Works for string ensemble by Tom Coult and Lisa Illean will appear as part of Scottish Ensemble’s Concerts for a Summer’s Night tour (9-16 June). The programme features Coult’s Prelude (after Monsieur de Sainte-Colombe) and Illean’s arrangement of two Chansons by Gilles Binchois; it receives six performances across Scotland.
Coult’s 5½-minute piece for lower strings is a reworking of the Prelude from the E minor suite for Viol by the 17th-century composer and violist Jean de Sainte-Colombe, whose life was dramatized by Alain Corneau in his 1991 film Tous les matins du monde. Coult refracts the spare lines for solo viol through a dark-hued ensemble of five lower strings (2 violas, 2 cellos, and double bass): implied harmonies are made audible, new ones added, and everything is made thicker and richer. Coult’s melodic embellishments and decorations, as well as irregular rhythmic inflections, are used to capture, he says, “some of the liquid freedom that can lift music of this period off the page”.
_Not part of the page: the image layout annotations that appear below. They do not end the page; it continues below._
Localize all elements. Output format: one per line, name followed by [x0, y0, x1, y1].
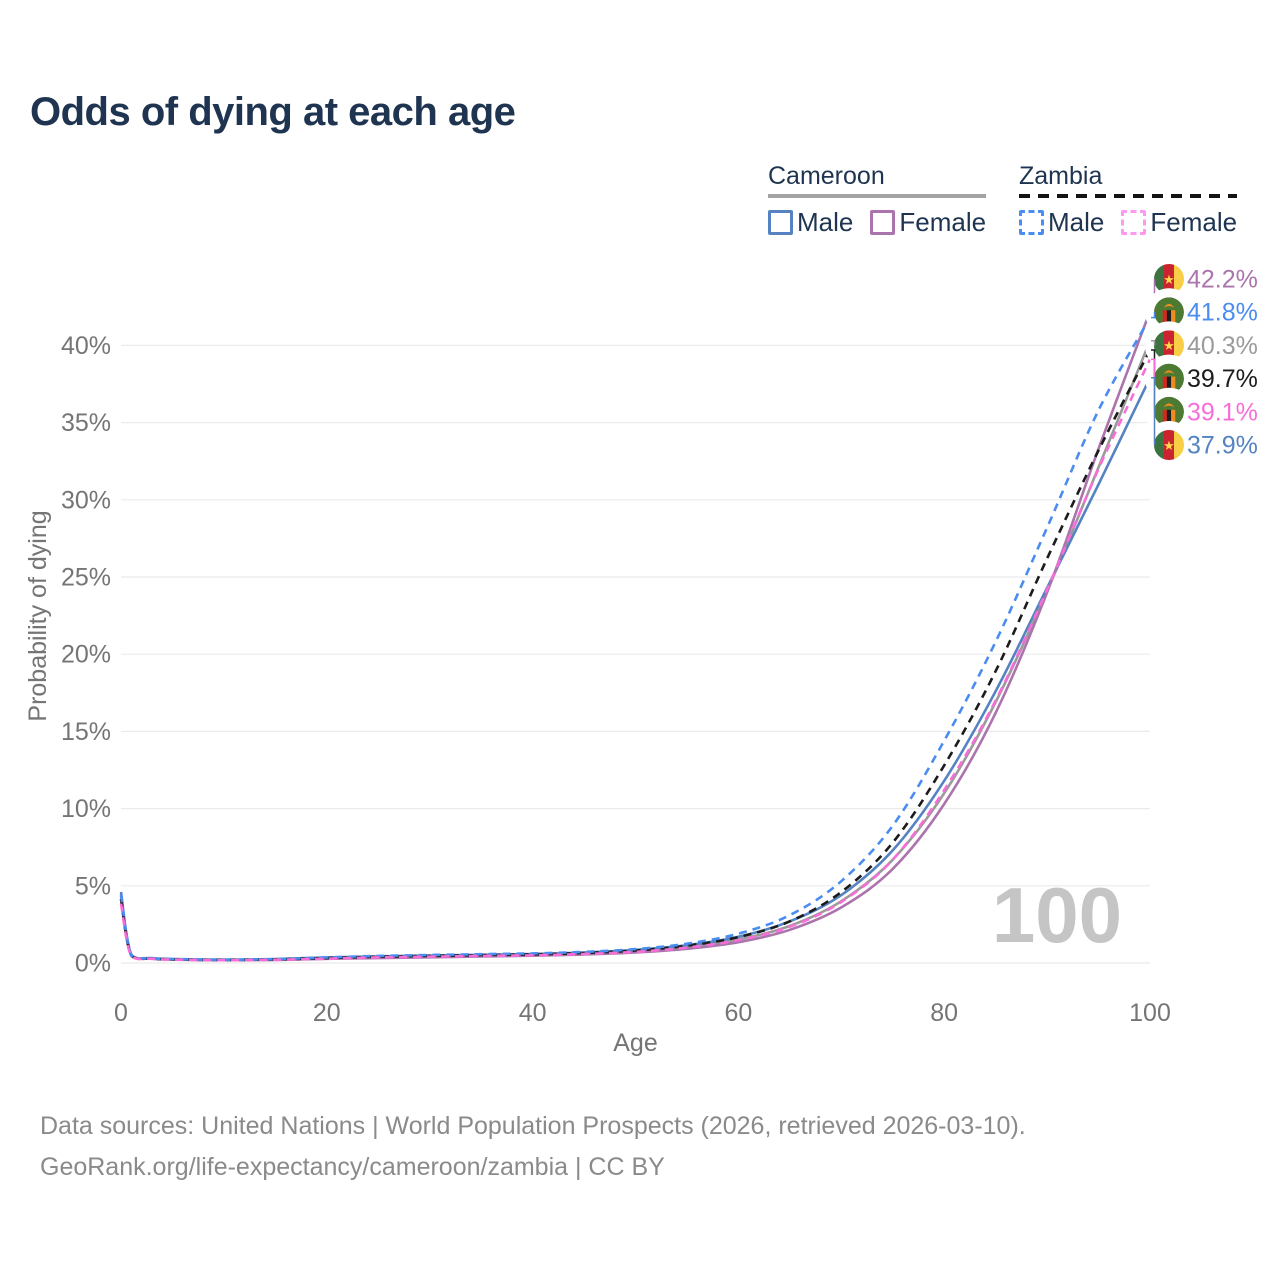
- cameroon-underline-swatch: [768, 194, 987, 198]
- legend-country-cameroon: Cameroon: [768, 162, 885, 190]
- footer-data-sources: Data sources: United Nations | World Pop…: [40, 1112, 1026, 1140]
- cameroon-flag-icon: ★: [1145, 421, 1193, 469]
- end-label-value-cameroon-female: 42.2%: [1187, 266, 1258, 294]
- series-line-zambia-male[interactable]: [119, 316, 1152, 962]
- legend-label: Female: [1150, 207, 1238, 237]
- x-tick-label: 80: [930, 999, 958, 1027]
- y-axis-title: Probability of dying: [24, 510, 52, 721]
- zambia-underline-swatch: [1019, 194, 1238, 198]
- series-line-zambia[interactable]: [119, 349, 1152, 962]
- x-tick-label: 0: [114, 999, 128, 1027]
- y-tick-label: 40%: [61, 332, 111, 360]
- legend-group-zambia: Zambia Male Female: [1019, 162, 1238, 238]
- x-tick-label: 100: [1129, 999, 1171, 1027]
- y-tick-label: 0%: [75, 950, 111, 978]
- end-label-value-cameroon: 40.3%: [1187, 332, 1258, 360]
- legend-label: Male: [1048, 207, 1105, 237]
- legend-label: Female: [899, 207, 987, 237]
- legend-item-zambia-female[interactable]: Female: [1121, 207, 1237, 238]
- page-title: Odds of dying at each age: [30, 90, 516, 134]
- legend-item-cameroon-female[interactable]: Female: [870, 207, 986, 238]
- svg-text:★: ★: [1163, 272, 1175, 287]
- legend-label: Male: [797, 207, 854, 237]
- end-label-value-zambia-female: 39.1%: [1187, 398, 1258, 426]
- chart-canvas[interactable]: 0% 5% 10% 15% 20% 25% 30% 35% 40% 0 20 40 60 80 100 Age…: [0, 0, 1280, 1080]
- end-label-connector: [1151, 377, 1156, 445]
- y-tick-label: 20%: [61, 641, 111, 669]
- series-line-cameroon-female[interactable]: [119, 310, 1152, 962]
- end-label-value-cameroon-male: 37.9%: [1187, 432, 1258, 460]
- x-tick-label: 40: [519, 999, 547, 1027]
- checkbox-zambia-male-icon[interactable]: [1019, 210, 1044, 235]
- y-tick-label: 10%: [61, 795, 111, 823]
- footer: Data sources: United Nations | World Pop…: [40, 1106, 1026, 1188]
- end-label-value-zambia-male: 41.8%: [1187, 299, 1258, 327]
- svg-text:★: ★: [1163, 438, 1175, 453]
- series-line-zambia-female[interactable]: [119, 358, 1152, 962]
- end-label-value-zambia: 39.7%: [1187, 365, 1258, 393]
- legend-country-zambia: Zambia: [1019, 162, 1103, 190]
- legend-item-cameroon-male[interactable]: Male: [768, 207, 853, 238]
- checkbox-zambia-female-icon[interactable]: [1121, 210, 1147, 235]
- checkbox-cameroon-male-icon[interactable]: [768, 210, 793, 235]
- footer-attribution: GeoRank.org/life-expectancy/cameroon/zam…: [40, 1153, 665, 1181]
- y-tick-label: 35%: [61, 409, 111, 437]
- end-label-connector: [1151, 312, 1156, 319]
- x-tick-label: 20: [313, 999, 341, 1027]
- svg-text:★: ★: [1163, 338, 1175, 353]
- legend-group-cameroon: Cameroon Male Female: [768, 162, 987, 238]
- age-watermark: 100: [991, 871, 1122, 959]
- series-line-cameroon[interactable]: [119, 340, 1152, 962]
- y-tick-label: 25%: [61, 564, 111, 592]
- x-axis-title: Age: [613, 1029, 657, 1057]
- checkbox-cameroon-female-icon[interactable]: [870, 210, 896, 235]
- y-tick-label: 5%: [75, 872, 111, 900]
- x-tick-label: 60: [724, 999, 752, 1027]
- legend-item-zambia-male[interactable]: Male: [1019, 207, 1104, 238]
- y-tick-label: 30%: [61, 486, 111, 514]
- end-label-connector: [1151, 340, 1156, 346]
- y-tick-label: 15%: [61, 718, 111, 746]
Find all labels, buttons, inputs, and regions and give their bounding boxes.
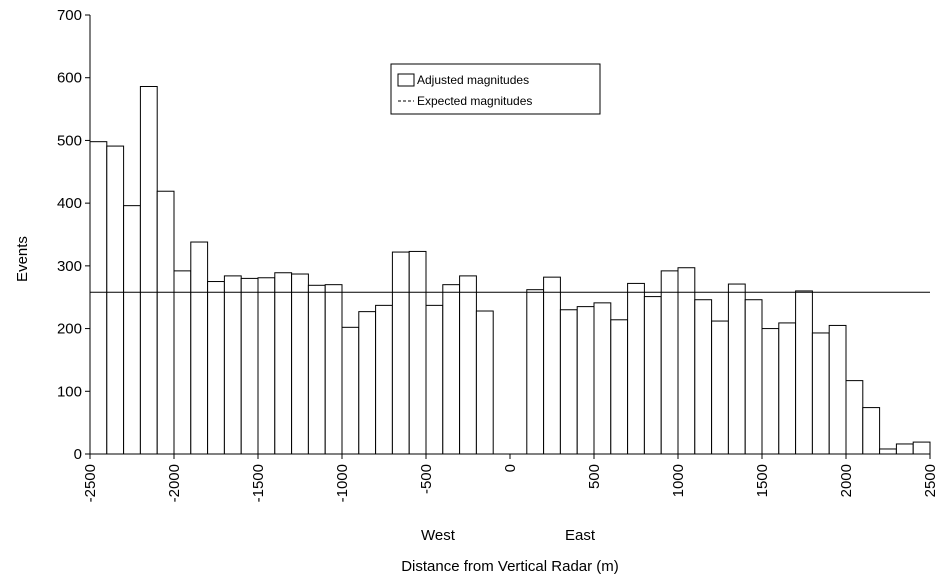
bar [778,322,797,455]
x-tick-label: 2500 [922,464,939,497]
bar [627,282,645,455]
y-tick-label: 700 [57,7,82,24]
east-label: East [565,527,596,544]
bar [526,289,545,455]
bar [576,306,595,455]
y-tick-label: 600 [57,70,82,87]
x-tick-label: 500 [586,464,603,489]
west-label: West [421,527,456,544]
bar [89,141,108,455]
axes-layer [85,14,931,459]
bar [543,276,561,455]
bar [190,241,209,455]
bar [727,283,746,455]
bar [643,296,662,455]
y-tick-labels: 0 100 200 300 400 500 600 700 [57,7,82,463]
bar [223,275,242,455]
y-axis-title: Events [14,236,31,282]
x-tick-label: 1000 [670,464,687,497]
x-tick-labels: -2500 -2000 -1500 -1000 -500 0 500 1000 1500 2000… [82,464,939,502]
legend-box [390,63,601,115]
bar [139,85,158,455]
bar [795,290,813,455]
bar [257,277,276,455]
bar [593,302,612,455]
x-tick-label: -1000 [334,464,351,502]
y-tick-label: 400 [57,195,82,212]
bar [375,304,393,455]
bar [845,380,864,455]
y-tick-label: 500 [57,132,82,149]
bar [274,272,293,455]
bar [475,310,494,455]
bar [711,320,729,455]
bar [610,319,629,455]
bar [391,251,410,455]
bar [559,309,578,455]
bar [761,328,780,455]
y-tick-label: 300 [57,258,82,275]
bar [828,324,847,455]
bar [324,284,343,455]
bar [879,448,897,455]
legend-label-adjusted: Adjusted magnitudes [417,73,529,87]
x-tick-label: -2000 [166,464,183,502]
x-tick-label: -2500 [82,464,99,502]
bar [459,275,477,455]
x-tick-label: 0 [502,464,519,472]
bar [173,270,192,455]
bar [123,205,141,455]
bar [341,326,360,455]
bar [156,190,175,455]
legend: Adjusted magnitudes Expected magnitudes [390,63,601,115]
legend-swatch-adjusted [397,73,415,87]
bar [408,250,427,455]
bar [291,273,309,455]
bar [442,284,461,455]
y-tick-label: 0 [74,446,82,463]
x-axis-title: Distance from Vertical Radar (m) [401,558,619,575]
bars-layer [89,85,931,455]
bar [240,277,259,455]
bar [660,270,679,455]
legend-label-expected: Expected magnitudes [417,94,532,108]
x-tick-label: 1500 [754,464,771,497]
bar [677,267,696,455]
bar [106,145,125,455]
bar [207,281,225,455]
bar [425,304,444,455]
x-tick-label: -500 [418,464,435,494]
x-tick-label: 2000 [838,464,855,497]
x-tick-label: -1500 [250,464,267,502]
bar [358,311,377,455]
bar [811,332,830,455]
bar [307,284,326,455]
y-tick-label: 100 [57,383,82,400]
y-tick-label: 200 [57,321,82,338]
bar [895,443,914,455]
bar [862,407,881,455]
bar [744,299,763,455]
bar [912,441,931,455]
bar [694,299,713,455]
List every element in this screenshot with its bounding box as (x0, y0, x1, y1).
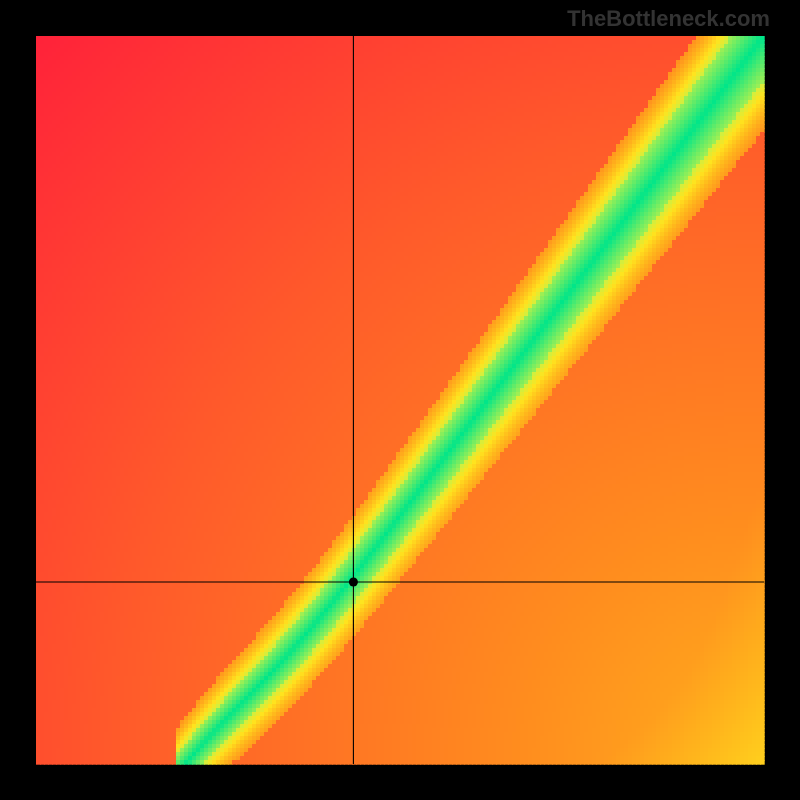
watermark-text: TheBottleneck.com (567, 6, 770, 32)
heatmap (0, 0, 800, 800)
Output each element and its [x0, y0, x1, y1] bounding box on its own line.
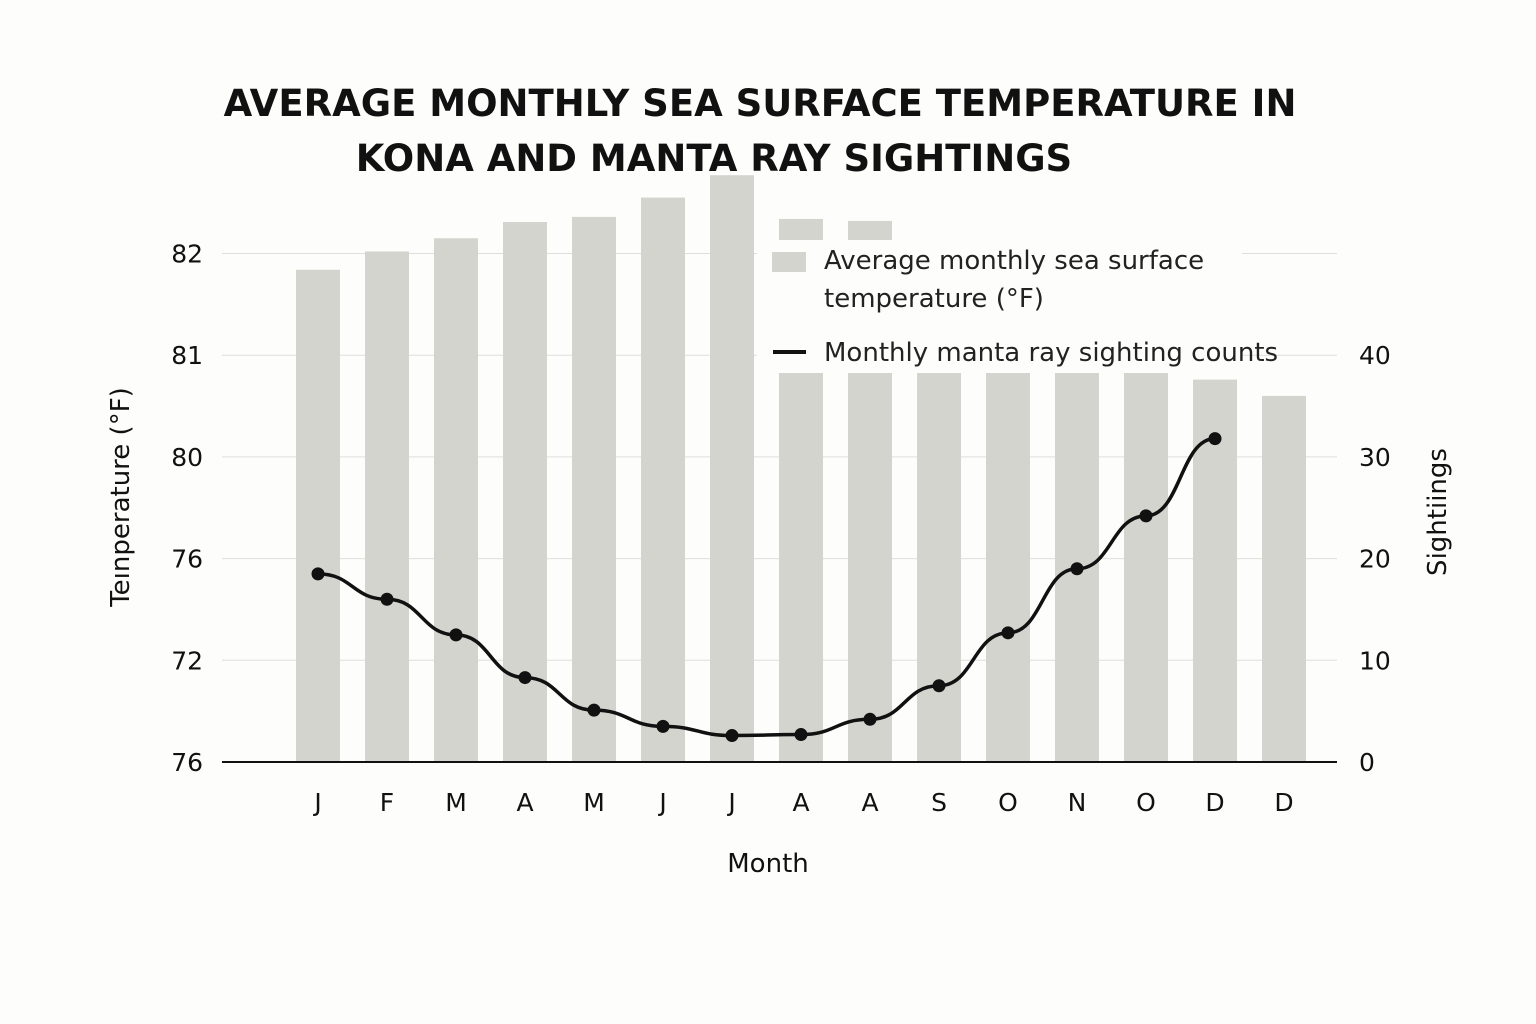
- x-tick-label: J: [657, 788, 666, 817]
- right-tick-label: 0: [1359, 748, 1375, 777]
- x-tick-label: N: [1068, 788, 1087, 817]
- x-tick-label: M: [583, 788, 605, 817]
- left-axis-ticks: 76 72 76 80 81 82: [171, 240, 203, 778]
- x-tick-label: M: [445, 788, 467, 817]
- right-tick-label: 30: [1359, 443, 1391, 472]
- x-tick-label: S: [931, 788, 947, 817]
- sightings-point: [518, 671, 532, 685]
- legend: Average monthly sea surface temperature …: [757, 240, 1278, 373]
- right-tick-label: 40: [1359, 341, 1391, 370]
- left-tick-label: 72: [171, 646, 203, 675]
- legend-line-label: Monthly manta ray sighting counts: [824, 338, 1278, 368]
- temperature-bar: [572, 216, 616, 762]
- temperature-bars: [296, 175, 1306, 763]
- left-tick-label: 81: [171, 341, 203, 370]
- y-axis-title-left: Teınperature (°F): [106, 387, 136, 608]
- sightings-point: [794, 728, 808, 742]
- left-tick-label: 76: [171, 545, 203, 574]
- sightings-point: [1139, 509, 1153, 523]
- temperature-bar: [710, 175, 754, 763]
- temperature-bar: [1262, 395, 1306, 762]
- x-axis-title: Month: [727, 849, 809, 879]
- sightings-point: [1001, 626, 1015, 640]
- temperature-bar: [365, 251, 409, 762]
- right-axis-ticks: 0 10 20 30 40: [1359, 341, 1391, 777]
- temperature-bar: [641, 197, 685, 762]
- x-tick-label: D: [1274, 788, 1293, 817]
- chart-title-line-1: AVERAGE MONTHLY SEA SURFACE TEMPERATURE …: [224, 82, 1297, 125]
- sightings-point: [311, 567, 325, 581]
- legend-background: [757, 240, 1242, 373]
- legend-bar-swatch: [772, 252, 806, 272]
- sightings-point: [656, 719, 670, 733]
- left-tick-label: 80: [171, 443, 203, 472]
- sightings-point: [449, 628, 463, 642]
- sightings-point: [932, 679, 946, 693]
- legend-bar-label-line-1: Average monthly sea surface: [824, 246, 1204, 276]
- right-tick-label: 10: [1359, 646, 1391, 675]
- legend-bar-label-line-2: temperature (°F): [824, 284, 1044, 314]
- x-tick-label: O: [998, 788, 1018, 817]
- x-tick-label: A: [861, 788, 878, 817]
- left-tick-label: 76: [171, 748, 203, 777]
- x-tick-label: J: [726, 788, 735, 817]
- x-tick-label: O: [1136, 788, 1156, 817]
- sightings-line: [311, 432, 1222, 743]
- temperature-bar: [1124, 360, 1168, 762]
- sightings-point: [725, 729, 739, 743]
- x-tick-label: A: [792, 788, 809, 817]
- x-tick-label: D: [1205, 788, 1224, 817]
- temperature-bar: [296, 269, 340, 762]
- x-tick-label: J: [312, 788, 321, 817]
- right-tick-label: 20: [1359, 545, 1391, 574]
- x-tick-label: A: [516, 788, 533, 817]
- temperature-bar: [434, 238, 478, 762]
- left-tick-label: 82: [171, 240, 203, 269]
- sightings-point: [380, 592, 394, 606]
- x-tick-label: F: [380, 788, 394, 817]
- sightings-point: [587, 703, 601, 717]
- chart-title-line-2: KONA AND MANTA RAY SIGHTINGS: [356, 137, 1072, 180]
- sightings-point: [1070, 562, 1084, 576]
- y-axis-title-right: Sightiings: [1423, 448, 1453, 576]
- sightings-point: [863, 712, 877, 726]
- sightings-point: [1208, 432, 1222, 446]
- temperature-bar: [1055, 330, 1099, 762]
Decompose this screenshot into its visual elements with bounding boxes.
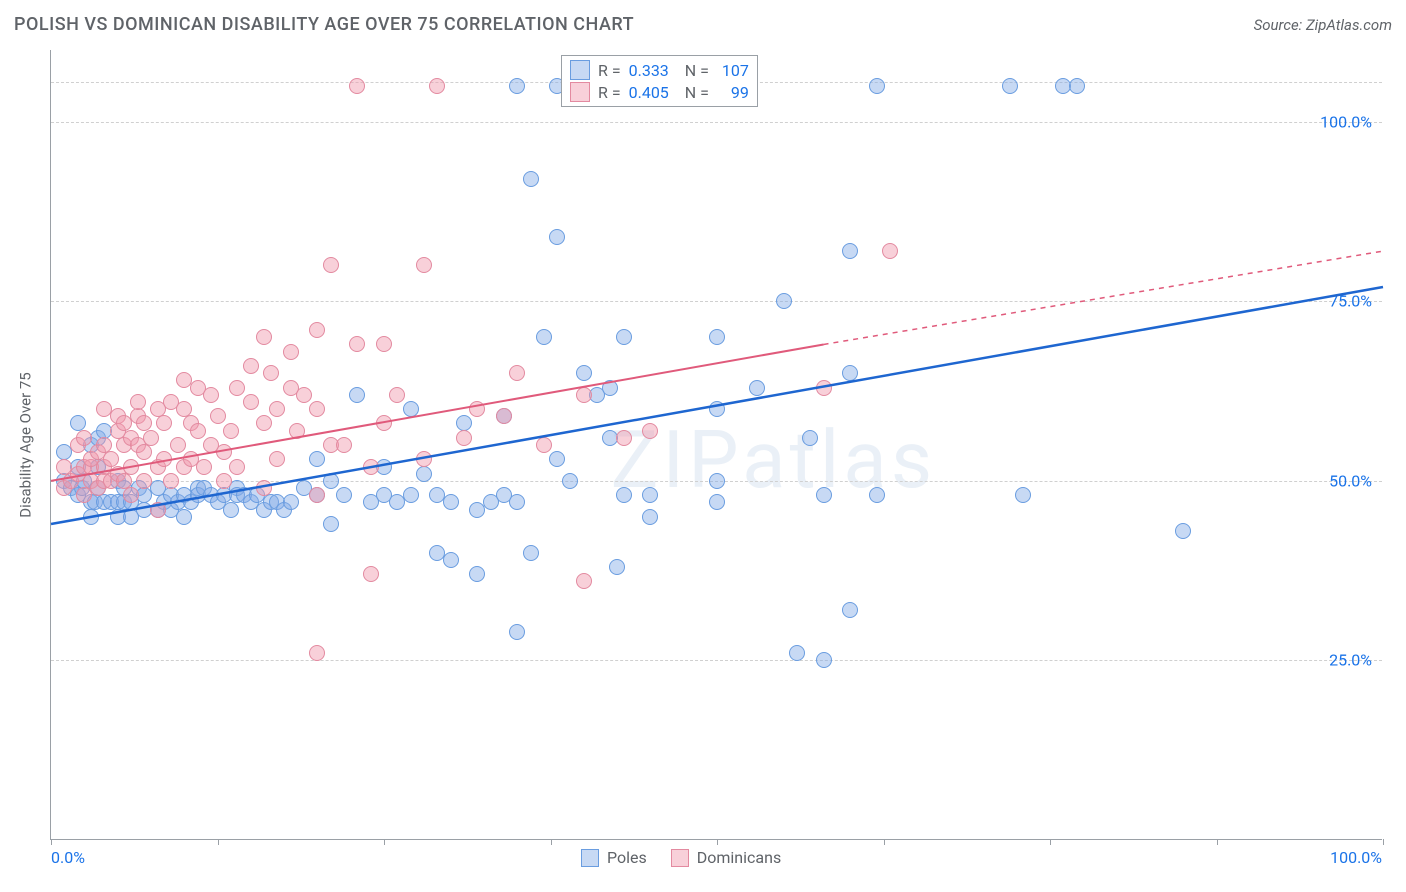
stat-row: R = 0.333 N = 107 <box>570 60 749 80</box>
stat-swatch <box>570 82 590 102</box>
stat-n-label: N = <box>677 61 709 80</box>
stat-n-value: 99 <box>717 83 749 102</box>
stat-r-value: 0.405 <box>629 83 669 102</box>
legend-swatch <box>671 849 689 867</box>
stat-swatch <box>570 60 590 80</box>
plot-area: ZIPatlas 25.0%50.0%75.0%100.0%0.0%100.0%… <box>50 50 1382 840</box>
y-axis-label-container: Disability Age Over 75 <box>14 50 38 840</box>
x-axis-label-left: 0.0% <box>51 848 85 867</box>
legend-item: Poles <box>581 848 647 867</box>
stat-box: R = 0.333 N = 107 R = 0.405 N = 99 <box>561 55 758 107</box>
x-axis-label-right: 100.0% <box>1330 848 1382 867</box>
chart-source: Source: ZipAtlas.com <box>1254 16 1392 34</box>
chart-title: POLISH VS DOMINICAN DISABILITY AGE OVER … <box>14 14 634 35</box>
stat-r-label: R = <box>598 61 621 80</box>
stat-r-label: R = <box>598 83 621 102</box>
stat-row: R = 0.405 N = 99 <box>570 82 749 102</box>
legend: Poles Dominicans <box>581 848 781 867</box>
legend-label: Dominicans <box>697 848 781 867</box>
stat-n-label: N = <box>677 83 709 102</box>
legend-item: Dominicans <box>671 848 781 867</box>
chart-header: POLISH VS DOMINICAN DISABILITY AGE OVER … <box>14 14 1392 35</box>
stat-r-value: 0.333 <box>629 61 669 80</box>
stat-n-value: 107 <box>717 61 749 80</box>
legend-label: Poles <box>607 848 647 867</box>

In May 2024 the Australian Chamber Orchestra and Richard Tognetti gave the Australian premiere of the Prelude, which was commissioned by Festival Musikdorf Ernen and premiered in 2022 as part of Coult’s residency there. It received its UK premiere from 12 Ensemble at Wigmore Hall in February 2025 – watch their performance here.
Chansons are Illean's reworking of two songs by Gilles Binchois for 12 strings: Amours merchi and Adieu, adieu, mon joileux souvenir. Her arrangement diffracts and collages Binchois’ exquisite descending lines in cascades, creating a sonorous recollection (a literal ‘re-membering’) of the songs. The string ensemble for her adaptation is dispersed into three string quartets that augment and illuminate one another.
The Chansons premiered alongside the UK debut of Illean’s arcing, stilling, bending, gathering with Britten Sinfonia at Milton Court in May 2024. In September 2025 the second of the Chansons will be choreographed by Raewyn Hill as part of IN THE SHADOW OF TIME, a collaboration with Australian Chamber Orchestra and Co3 contemporary dance company at Perth’s Liberty Theatre, where it receives four performances before a regional tour. The piece for five dancers, who move on a rotating stage, is inspired by the precision of a Japanese tea ceremony, channelling the exchange of energy and fleeting truths between people. It features costumes by Australian fashion designer Akira Isogawa.